Pain

Why is it there? It feels like a fire deep inside of me trying to pull me in and make me feel all the guilt I've ever felt and never let me go. They say without pain you would never feel happiness, but when I can't escape the fire surrounding me and burning me from the inside, where is the happiness throwing me a bucket of water and using everything it can to drag me out? When I know deep inside that it's my fault even though everyone who speaks with no truth and emptiness tells me that it's not. When the only person who could possibly tell me that it's not my fault is the one who is blaming every last bit on me. Is it worth it? It's as though I want this angry flaming fire to just consume me and stop giving me time trying to fight my way out. I want it to swallow me whole and have a dark numbness fill me. I don't want to endure the sadness, the anger and the never ending guilt. The fire that makes me question everything I have ever done wrong, the fire making me see every little thing I've ever done wrong stacked up in a perfect pile that looks so inviting that all I want to do is sit and look at it, but as soon as I realize the mistake I've made I can't stop. I can't stop staring at everything I've ever done wrong because I want to be sure. I want to be sure of what I have done. This deadly fire is consuming me at an impossibly slow pace when I see the bright light of happiness. The bright shimmering light has a bucket of water in its hands, just too far for me to reach, but I'm still able to see it. Wondering why on earth the light of happiness is just standing there still, with a bucket of water and a rope, not throwing it to me.
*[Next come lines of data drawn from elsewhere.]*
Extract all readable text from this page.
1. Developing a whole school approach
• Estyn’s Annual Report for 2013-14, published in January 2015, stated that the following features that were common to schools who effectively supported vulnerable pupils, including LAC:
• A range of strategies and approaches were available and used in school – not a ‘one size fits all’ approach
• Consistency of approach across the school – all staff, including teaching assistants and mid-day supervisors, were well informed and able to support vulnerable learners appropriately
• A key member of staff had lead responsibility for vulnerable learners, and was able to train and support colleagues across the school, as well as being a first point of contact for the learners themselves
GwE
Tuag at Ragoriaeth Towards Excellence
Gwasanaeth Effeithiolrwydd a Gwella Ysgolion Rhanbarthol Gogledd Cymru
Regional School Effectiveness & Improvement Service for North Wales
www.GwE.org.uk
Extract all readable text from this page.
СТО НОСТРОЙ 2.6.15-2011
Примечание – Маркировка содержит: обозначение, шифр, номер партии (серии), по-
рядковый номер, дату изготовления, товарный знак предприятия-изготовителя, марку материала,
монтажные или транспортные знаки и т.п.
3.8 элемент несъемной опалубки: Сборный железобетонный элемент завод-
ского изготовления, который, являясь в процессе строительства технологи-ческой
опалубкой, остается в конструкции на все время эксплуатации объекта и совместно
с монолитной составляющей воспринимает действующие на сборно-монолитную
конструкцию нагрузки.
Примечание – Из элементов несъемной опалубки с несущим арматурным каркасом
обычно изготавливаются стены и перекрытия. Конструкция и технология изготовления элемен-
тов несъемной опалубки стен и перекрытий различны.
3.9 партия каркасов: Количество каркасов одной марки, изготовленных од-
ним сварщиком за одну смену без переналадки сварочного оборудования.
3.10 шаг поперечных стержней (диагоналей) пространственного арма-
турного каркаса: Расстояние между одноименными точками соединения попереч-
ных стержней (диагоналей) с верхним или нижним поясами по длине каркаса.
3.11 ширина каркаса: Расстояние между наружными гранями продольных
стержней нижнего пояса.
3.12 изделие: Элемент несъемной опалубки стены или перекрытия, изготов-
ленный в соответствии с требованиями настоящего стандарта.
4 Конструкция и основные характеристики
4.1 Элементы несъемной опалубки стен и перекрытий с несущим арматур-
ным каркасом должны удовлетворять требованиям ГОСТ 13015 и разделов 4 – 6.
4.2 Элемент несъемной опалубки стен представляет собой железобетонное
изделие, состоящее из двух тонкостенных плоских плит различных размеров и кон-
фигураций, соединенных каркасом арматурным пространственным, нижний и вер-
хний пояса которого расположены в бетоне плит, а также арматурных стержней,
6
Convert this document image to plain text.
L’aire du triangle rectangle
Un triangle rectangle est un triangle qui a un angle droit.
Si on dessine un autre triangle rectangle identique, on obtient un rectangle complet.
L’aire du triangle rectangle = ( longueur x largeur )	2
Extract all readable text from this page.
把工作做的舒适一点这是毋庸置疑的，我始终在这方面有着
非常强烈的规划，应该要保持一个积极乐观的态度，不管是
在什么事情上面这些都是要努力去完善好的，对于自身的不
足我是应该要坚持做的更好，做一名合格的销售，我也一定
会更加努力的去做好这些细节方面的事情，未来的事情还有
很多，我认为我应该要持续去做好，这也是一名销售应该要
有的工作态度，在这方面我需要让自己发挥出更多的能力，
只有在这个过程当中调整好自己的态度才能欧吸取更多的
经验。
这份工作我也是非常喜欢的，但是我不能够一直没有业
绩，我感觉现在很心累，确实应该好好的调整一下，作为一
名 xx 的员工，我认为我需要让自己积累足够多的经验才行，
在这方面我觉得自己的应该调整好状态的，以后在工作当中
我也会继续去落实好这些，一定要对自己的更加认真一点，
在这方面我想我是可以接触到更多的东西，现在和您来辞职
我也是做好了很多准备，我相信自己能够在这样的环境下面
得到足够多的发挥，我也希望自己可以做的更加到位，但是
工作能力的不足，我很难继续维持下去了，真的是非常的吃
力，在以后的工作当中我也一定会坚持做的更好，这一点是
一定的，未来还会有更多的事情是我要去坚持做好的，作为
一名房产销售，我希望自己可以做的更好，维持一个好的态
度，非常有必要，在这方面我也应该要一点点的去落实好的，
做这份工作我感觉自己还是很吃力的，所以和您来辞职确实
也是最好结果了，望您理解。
But as I watch the light of the happiness grow darker, and I watch confused as the light of happiness drops the water and rope and jumps into the fire, slowly burning, that is when I realise that the happiness is me. The light with the bucket of water was me. But I couldn't put the fire out because I didn't know how. And just as I made the connection in my head, the fire swallowed me, filling me with the numbness I no longer wanted. And I just continued burning. Burning until there was nothing left but a pile of smoking ashes.